The Detroit City Council also rejected the will of the people by a slim 5-4 majority. They supported a massive sale of public land to Hantz Farms/Woodlands after an outpouring of public objections and approved the Miller Canfield agreement demanded by the Governor.

These actions have made it clear that fundamental change is needed in Michigan. At a time when the authority of nation states over the lives of citizens is decreasing around the world, a small group of well-financed right wing ideologues are stripping away all pretense of democratic responsibility. Representative democracy now means representing the interests of a corporate power structure over the will of the majority of citizens. It is providing a legal mechanism for immoral actions, allowing the looting of the public realm and the wholesale transfer of public wealth into private hands.

It is no longer enough to petition against these actions or to protest their implementation. We need to create new political forms that enable us to create new centers of public responsibility.

We are fortunate to be living in a time when many before us have faced similar conditions and found new and imaginative ways to organize for better lives. We should be especially grateful to our brothers and sisters throughout Central and South America who have been expanding ideas of direct democracy.
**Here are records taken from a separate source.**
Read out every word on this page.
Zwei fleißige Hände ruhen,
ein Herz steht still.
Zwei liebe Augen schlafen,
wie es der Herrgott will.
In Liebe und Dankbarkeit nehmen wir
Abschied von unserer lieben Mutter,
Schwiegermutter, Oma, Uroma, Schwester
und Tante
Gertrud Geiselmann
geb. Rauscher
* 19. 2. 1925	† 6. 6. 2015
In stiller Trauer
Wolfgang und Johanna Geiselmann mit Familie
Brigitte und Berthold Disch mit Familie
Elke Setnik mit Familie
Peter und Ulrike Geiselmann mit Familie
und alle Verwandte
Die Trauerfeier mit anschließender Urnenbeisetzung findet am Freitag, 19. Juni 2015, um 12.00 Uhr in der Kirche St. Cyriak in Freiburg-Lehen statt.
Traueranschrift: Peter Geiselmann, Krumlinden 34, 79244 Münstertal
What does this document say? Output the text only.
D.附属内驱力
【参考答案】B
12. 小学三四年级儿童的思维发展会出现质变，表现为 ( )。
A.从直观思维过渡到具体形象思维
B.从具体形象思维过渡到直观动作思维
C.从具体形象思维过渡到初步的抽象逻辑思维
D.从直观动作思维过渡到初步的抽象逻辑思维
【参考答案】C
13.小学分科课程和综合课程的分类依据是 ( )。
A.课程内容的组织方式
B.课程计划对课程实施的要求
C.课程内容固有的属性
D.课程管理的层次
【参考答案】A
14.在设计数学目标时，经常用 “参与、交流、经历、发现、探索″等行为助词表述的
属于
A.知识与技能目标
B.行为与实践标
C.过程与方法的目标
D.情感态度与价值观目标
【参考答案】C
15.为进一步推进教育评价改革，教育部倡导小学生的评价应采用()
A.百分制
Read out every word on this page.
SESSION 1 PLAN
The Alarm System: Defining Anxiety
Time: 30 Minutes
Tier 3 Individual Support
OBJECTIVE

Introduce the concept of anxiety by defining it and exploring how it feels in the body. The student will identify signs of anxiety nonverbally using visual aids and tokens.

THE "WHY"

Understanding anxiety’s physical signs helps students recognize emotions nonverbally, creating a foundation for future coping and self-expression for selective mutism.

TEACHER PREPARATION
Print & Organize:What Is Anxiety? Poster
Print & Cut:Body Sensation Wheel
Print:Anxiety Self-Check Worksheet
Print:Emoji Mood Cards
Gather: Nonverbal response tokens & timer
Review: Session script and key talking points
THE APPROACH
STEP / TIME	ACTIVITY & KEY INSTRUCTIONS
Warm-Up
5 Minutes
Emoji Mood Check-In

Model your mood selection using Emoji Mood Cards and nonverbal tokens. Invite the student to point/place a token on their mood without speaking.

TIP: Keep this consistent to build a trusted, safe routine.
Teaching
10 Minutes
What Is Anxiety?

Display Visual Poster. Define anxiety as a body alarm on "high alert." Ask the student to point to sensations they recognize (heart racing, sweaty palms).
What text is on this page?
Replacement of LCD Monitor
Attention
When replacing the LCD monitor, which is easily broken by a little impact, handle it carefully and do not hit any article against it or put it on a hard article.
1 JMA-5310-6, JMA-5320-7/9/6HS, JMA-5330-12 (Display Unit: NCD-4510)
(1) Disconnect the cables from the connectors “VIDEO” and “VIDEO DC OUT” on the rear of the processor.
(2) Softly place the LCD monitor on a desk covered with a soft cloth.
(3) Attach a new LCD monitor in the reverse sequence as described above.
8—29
They have much to offer us.

For example, for more than three decades communities have been using Participatory Budgeting to determine local needs and to strengthen democratic processes. Recently New York joined Chicago and Vallejo California in using this process.

Advocates argue that such a process enables communities to improve their quality of life while having a "direct and meaningful say in what government does." Such a process creates "new spaces for groups to engage with the public in positive and constructive ways."

This coming year the challenge for us in Michigan and Detroit is to move toward meaningful democracy. Over the last few months we have been developing a new language of policies that can move us closer to more equitable ways of living. Community Benefit Agreements, Land Trusts and Participatory Budgeting are not new ideas, but they are ideas sorely needed in our city and state as we construct a new democracy.